In my final challenge, there was a group of men playing basketball on the playground. I walked by them a dozen times before I realized one of them was selling drugs out of his bag. When I told a police officer, the men scattered. The wrist strap gave me a shock, but it wasn’t particularly painful compared to what Joel was dealing with. Early Friday morning I remembered what I had seen in the donut shop when I set off the alarm. I bought myself a virtual camera and went back to the playground. At four o’clock in the morning, I recorded the man selling drugs from his bag. Minutes later I was at the virtual police station with my camera. When I placed it on the counter, the screen lit up with fireworks like never before. Did they really expect people to walk around with cameras and turn in their neighbors? It was easy in the simulation, but in real life there would be consequences.

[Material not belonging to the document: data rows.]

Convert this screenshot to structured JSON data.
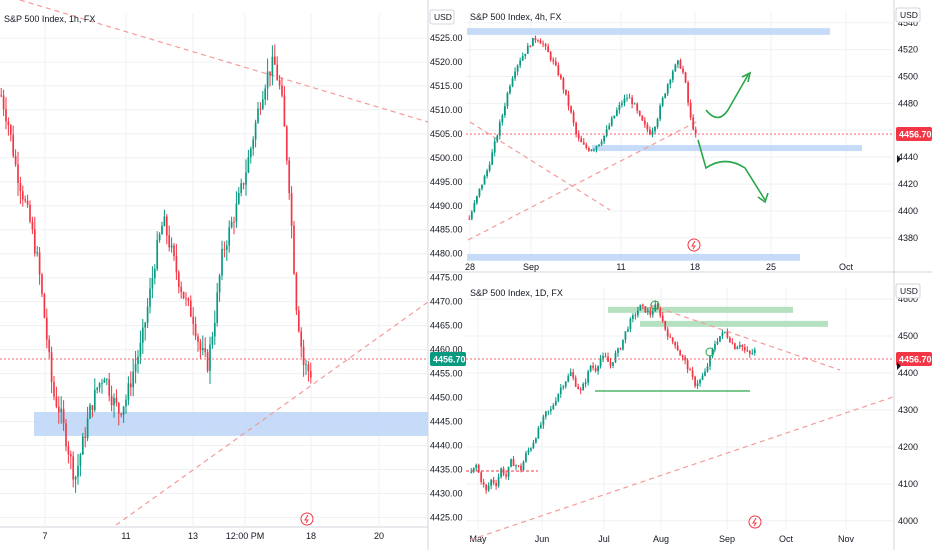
{
  "colors": {
    "up": "#089981",
    "down": "#f23645",
    "price_tag": "#f23645",
    "zone": "#bbd5f7",
    "green_zone": "#b5e1c0",
    "trend": "#f59a9a",
    "arrow": "#2aa64a",
    "grid": "#eef0f3",
    "divider": "#d1d4dc"
  },
  "chart_data": [
    {
      "type": "candlestick",
      "title": "S&P 500 Index, 1h, FX",
      "x_ticks": [
        "7",
        "11",
        "13",
        "12:00 PM",
        "18",
        "20"
      ],
      "y_ticks": [
        4425,
        4430,
        4435,
        4440,
        4445,
        4450,
        4455,
        4460,
        4465,
        4470,
        4475,
        4480,
        4485,
        4490,
        4495,
        4500,
        4505,
        4510,
        4515,
        4520,
        4525
      ],
      "ylim": [
        4423,
        4530
      ],
      "last_price": "4456.70",
      "support_zone": [
        4442,
        4447
      ],
      "close_path": [
        4513,
        4507,
        4498,
        4492,
        4486,
        4478,
        4465,
        4451,
        4447,
        4440,
        4433,
        4440,
        4447,
        4452,
        4455,
        4450,
        4447,
        4450,
        4456,
        4461,
        4470,
        4480,
        4487,
        4481,
        4475,
        4470,
        4467,
        4460,
        4457,
        4467,
        4480,
        4485,
        4490,
        4496,
        4503,
        4511,
        4517,
        4520,
        4513,
        4496,
        4470,
        4457,
        4455
      ]
    },
    {
      "type": "candlestick",
      "title": "S&P 500 Index, 4h, FX",
      "x_ticks": [
        "28",
        "Sep",
        "11",
        "18",
        "25",
        "Oct"
      ],
      "y_ticks": [
        4380,
        4400,
        4420,
        4440,
        4460,
        4480,
        4500,
        4520,
        4540
      ],
      "ylim": [
        4365,
        4548
      ],
      "last_price": "4456.70",
      "zones": [
        [
          4531,
          4536
        ],
        [
          4445,
          4451
        ],
        [
          4363,
          4368
        ]
      ],
      "close_path": [
        4394,
        4406,
        4418,
        4428,
        4442,
        4458,
        4474,
        4492,
        4505,
        4513,
        4519,
        4526,
        4529,
        4524,
        4517,
        4509,
        4500,
        4486,
        4472,
        4455,
        4449,
        4446,
        4447,
        4451,
        4457,
        4466,
        4474,
        4481,
        4485,
        4480,
        4470,
        4463,
        4458,
        4466,
        4481,
        4494,
        4505,
        4511,
        4500,
        4470,
        4456
      ]
    },
    {
      "type": "candlestick",
      "title": "S&P 500 Index, 1D, FX",
      "x_ticks": [
        "May",
        "Jun",
        "Jul",
        "Aug",
        "Sep",
        "Oct",
        "Nov"
      ],
      "y_ticks": [
        4000,
        4100,
        4200,
        4300,
        4400,
        4500,
        4600
      ],
      "ylim": [
        3975,
        4630
      ],
      "last_price": "4456.70",
      "close_path": [
        4130,
        4150,
        4110,
        4080,
        4110,
        4100,
        4140,
        4120,
        4160,
        4150,
        4140,
        4180,
        4200,
        4230,
        4260,
        4290,
        4300,
        4330,
        4360,
        4380,
        4400,
        4370,
        4350,
        4380,
        4420,
        4410,
        4440,
        4440,
        4420,
        4450,
        4470,
        4510,
        4540,
        4560,
        4580,
        4570,
        4560,
        4580,
        4560,
        4520,
        4490,
        4480,
        4450,
        4430,
        4400,
        4370,
        4380,
        4400,
        4440,
        4480,
        4500,
        4510,
        4490,
        4470,
        4480,
        4460,
        4450,
        4460
      ]
    }
  ]
}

In three days I completed forty-nine discs. It was as easy as Deone said it was, but I had forgotten what he said about the other half of the lessons. Deone was stuck on algebra. I didn’t even know what algebra was yet. That morning I fell asleep and dreamed things my old self would have dismissed as ridiculous. In my dreams, I acted like the virtual Saint Michael. Maybe it was because I had done so many lessons all at once. Maybe it was because the painful shocks made the consequences real. Whatever the reason, I was becoming the person Wendell wanted me to be, in my dreams at least.
When my eyes cracked open at ten o’clock, I could still see the faces of the people I’d helped. Wendell would have been proud of what he’d done to me, but honestly, I’d been trying my best all week. I wasn’t ever trying to get in trouble, I’d just been unlucky. Some part of me would always be the boy stealing peaches from the grocery store.